Result 3: Amazon r3.large scales Aerospike TPS linearly on just a handful of nodes

image(3).png

(Higher is better)

On Amazon r3.large and a 80/20 read/write workload, Aerospike TPS scales linearly from 27k TPS on two nodes to 140k TPS on just 8 nodes.

Result 4: Comparing Number of Nodes vs TPS across Amazon Instances

image(6).png

(Lower is better)

Result 5: Amazon r3.2xlarge shows optimal price/performance with Aerospike

image(7).png

(Lower is better)

Depending on the instance, 2-67 nodes are required to deliver performance ranging from 15k TPS to 1 Million TPS, for prices starting at just $252 per month to $8552 per month. Costs can go down further with yearly reservation and this graph shows that the best Amazon instance for Aerospike is the r3.large or r3.2xlarge, with r3.2xlarge requiring slightly fewer nodes and lower costs for the same performance.

We have documented the steps so that you too can validate the performance of Amazon instances and reproduce results that show linear scalability, extremely high throughput and predictable low latency with Aerospike on Amazon.

Step by Step Setup

  • Setup Instances for Servers: Bring up Aerospike on 4 Amazon instances of the same type in the same availability zone for each Aerospike server. You can use AWS Marketplace to create these instances. You should use an instance which supports enhanced networking and VPC is a prerequisite for using HVM with enhanced networking. The security group should allow ports 3000-3003 for Aerospike within the instances and 8081 for AMC from the internet.

  • Setup Aerospike:

    • Setup mesh configuration to make a 4 node Aerospike cluster.

    • Run afterburner.sh (cd /opt/aerospike/bin; sudo ./afterburner.sh) to set the optimal number of threads on each Aerospike server.

  • Setup System:

    • Make sure RPS is enabled for the ethernet card. This can be configured for eth0 by running command echo f | sudo tee /sys/network/eth0/rx-0/rps_cpus

  • Setup Instances for Clients: Bring up 4-8 Amazon instances for client machines. i.e For a 4 node Aerospike cluster, use 4 client instances of the same class or 8 instances of the next best class e.g for a C3.8xlarge server instance, 8 C3.4xl instances may be needed to push enough load.

  • Install java benchmark client on the client instances. Use one of the boxes to run AMC service.

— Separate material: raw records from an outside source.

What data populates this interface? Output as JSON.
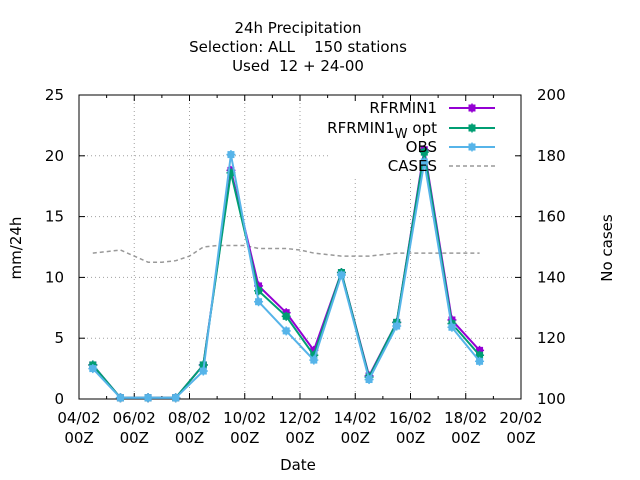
{
  "chart_data": {
    "type": "line",
    "title": [
      "24h Precipitation",
      "Selection: ALL    150 stations",
      "Used  12 + 24-00"
    ],
    "xlabel": "Date",
    "ylabel": "mm/24h",
    "y2label": "No cases",
    "x_ticks": [
      {
        "line1": "04/02",
        "line2": "00Z"
      },
      {
        "line1": "06/02",
        "line2": "00Z"
      },
      {
        "line1": "08/02",
        "line2": "00Z"
      },
      {
        "line1": "10/02",
        "line2": "00Z"
      },
      {
        "line1": "12/02",
        "line2": "00Z"
      },
      {
        "line1": "14/02",
        "line2": "00Z"
      },
      {
        "line1": "16/02",
        "line2": "00Z"
      },
      {
        "line1": "18/02",
        "line2": "00Z"
      },
      {
        "line1": "20/02",
        "line2": "00Z"
      }
    ],
    "xlim_days": [
      0,
      16
    ],
    "ylim": [
      0,
      25
    ],
    "y_ticks": [
      0,
      5,
      10,
      15,
      20,
      25
    ],
    "y2lim": [
      100,
      200
    ],
    "y2_ticks": [
      100,
      120,
      140,
      160,
      180,
      200
    ],
    "grid": true,
    "legend_placement": "top-right",
    "x_days": [
      0.5,
      1.5,
      2.5,
      3.5,
      4.5,
      5.5,
      6.5,
      7.5,
      8.5,
      9.5,
      10.5,
      11.5,
      12.5,
      13.5,
      14.5
    ],
    "series": [
      {
        "name": "RFRMIN1",
        "color": "#9400d3",
        "marker": "plus-square",
        "values": [
          2.8,
          0.1,
          0.1,
          0.1,
          2.8,
          18.8,
          9.3,
          7.1,
          4.0,
          10.4,
          1.9,
          6.3,
          20.5,
          6.5,
          4.0
        ]
      },
      {
        "name": "RFRMIN1_W opt",
        "label_main": "RFRMIN1",
        "label_sub": "W",
        "label_tail": "opt",
        "color": "#009e73",
        "marker": "plus-square",
        "values": [
          2.8,
          0.1,
          0.1,
          0.1,
          2.8,
          18.6,
          8.9,
          6.8,
          3.6,
          10.4,
          1.8,
          6.3,
          20.3,
          6.2,
          3.6
        ]
      },
      {
        "name": "OBS",
        "color": "#56b4e9",
        "marker": "plus-square",
        "values": [
          2.5,
          0.1,
          0.1,
          0.1,
          2.3,
          20.1,
          8.0,
          5.6,
          3.2,
          10.2,
          1.6,
          6.0,
          19.5,
          5.9,
          3.1
        ]
      },
      {
        "name": "CASES",
        "color": "#999999",
        "axis": "y2",
        "dashed": true,
        "x_days": [
          0.5,
          1,
          1.5,
          2,
          2.5,
          3,
          3.5,
          4,
          4.5,
          5,
          5.5,
          6,
          6.5,
          7,
          7.5,
          8,
          8.5,
          9,
          9.5,
          10,
          10.5,
          11,
          11.5,
          12,
          12.5,
          13,
          13.5,
          14,
          14.5
        ],
        "values": [
          148,
          148.5,
          149,
          147,
          145,
          145,
          145.5,
          147,
          150,
          150.5,
          150.5,
          150.5,
          149.5,
          149.5,
          149.5,
          149,
          148,
          147.5,
          147,
          147,
          147,
          147.5,
          148,
          148,
          148,
          148,
          148,
          148,
          148
        ]
      }
    ]
  }
}
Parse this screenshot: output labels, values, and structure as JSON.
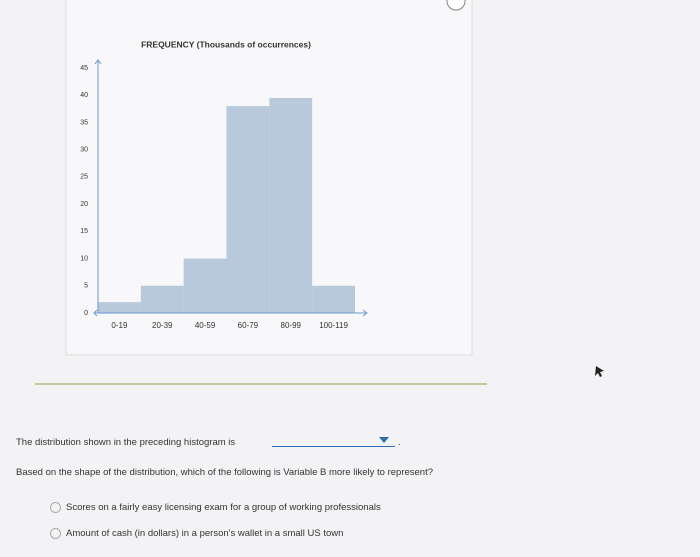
{
  "chart_data": {
    "type": "bar",
    "title": "FREQUENCY (Thousands of occurrences)",
    "categories": [
      "0-19",
      "20-39",
      "40-59",
      "60-79",
      "80-99",
      "100-119"
    ],
    "values": [
      2,
      5,
      10,
      38,
      39.5,
      5
    ],
    "color": "#b8c9dc",
    "ylim": [
      0,
      45
    ],
    "yticks": [
      0,
      5,
      10,
      15,
      20,
      25,
      30,
      35,
      40,
      45
    ]
  },
  "question": {
    "prompt": "The distribution shown in the preceding histogram is",
    "prompt_end": ".",
    "question2": "Based on the shape of the distribution, which of the following is Variable B more likely to represent?",
    "options": [
      "Scores on a fairly easy licensing exam for a group of working professionals",
      "Amount of cash (in dollars) in a person's wallet in a small US town"
    ]
  }
}
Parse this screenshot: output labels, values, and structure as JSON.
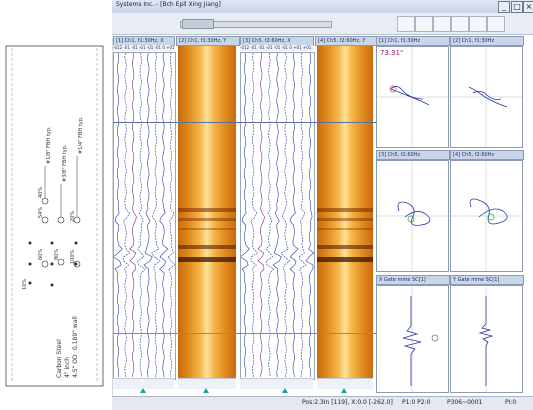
{
  "window": {
    "title": "Systems Inc. - [Bch Epll Xing Jiang]"
  },
  "drawing": {
    "material": "Carbon Steel",
    "size_inch": "4\" inch",
    "wall": "0.189\" wall",
    "od": "4.5\" OD",
    "fbh_labels": [
      "#1/8\" FBH typ.",
      "#3/8\" FBH typ.",
      "#1/4\" FBH typ."
    ],
    "pct_labels": [
      "40%",
      "54%",
      "60%",
      "100%",
      "20%",
      "80%",
      "10%"
    ]
  },
  "panels": {
    "strip1_title": "[1] Ch1, f1:30Hz, X",
    "strip2_title": "[2] Ch1, f1:30Hz, Y",
    "strip3_title": "[3] Ch5, f2:60Hz, X",
    "strip4_title": "[4] Ch5, f2:60Hz, Y",
    "scale_row": "-012 -01 -01 -01 -01 -01 0 +01 +01 +01",
    "lissa1_title": "[1] Ch1, f1:30Hz",
    "lissa1_value": "73.31\"",
    "lissa2_title": "[2] Ch1, f1:30Hz",
    "lissa3_title": "[3] Ch5, f2:60Hz",
    "lissa4_title": "[4] Ch5, f2:60Hz",
    "lissa5_title": "X Gate mme SC[1]",
    "lissa6_title": "Y Gate mme SC[1]"
  },
  "status": {
    "pos": "Pos:2.3In [119], X:0.0 [-262.0]",
    "p": "P1:0  P2:0",
    "pc": "P306~0001",
    "pct": "PI:0"
  },
  "colors": {
    "accent": "#2a5aa8",
    "strip": "#e08a1c"
  }
}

  • Start the cluster on the server instances and let the migration finish. You can check migration progress in AMC.

  • Load 40 million records, each 100 bytes in size (10 bins each of 10 bytes). Run the sample Java Benchmark command:

    cd <java client>/benchmarks
    ./run_benchmarks -z 40 -n test -w I  -o S:10 -b 10 -l 23 -k 40000000 -latency 5,1 -h YOUR_AWS_INTERNAL_IP
  • Fire up, from multiple java benchmark clients, the uniform distribution workload. (We used a single client on r3.8xlarge as it was enough for our loading requirement).

     

Run the Tests Yourself

We have published a cloud formation script - which should take care of spinning up server and client instances and setup up the Aerospike cluster. Follow instruction in the README to try it yourself. This should be quick and cost you 1 hour worth of instance time that is $5.60 ($2.8 each for servers and clients).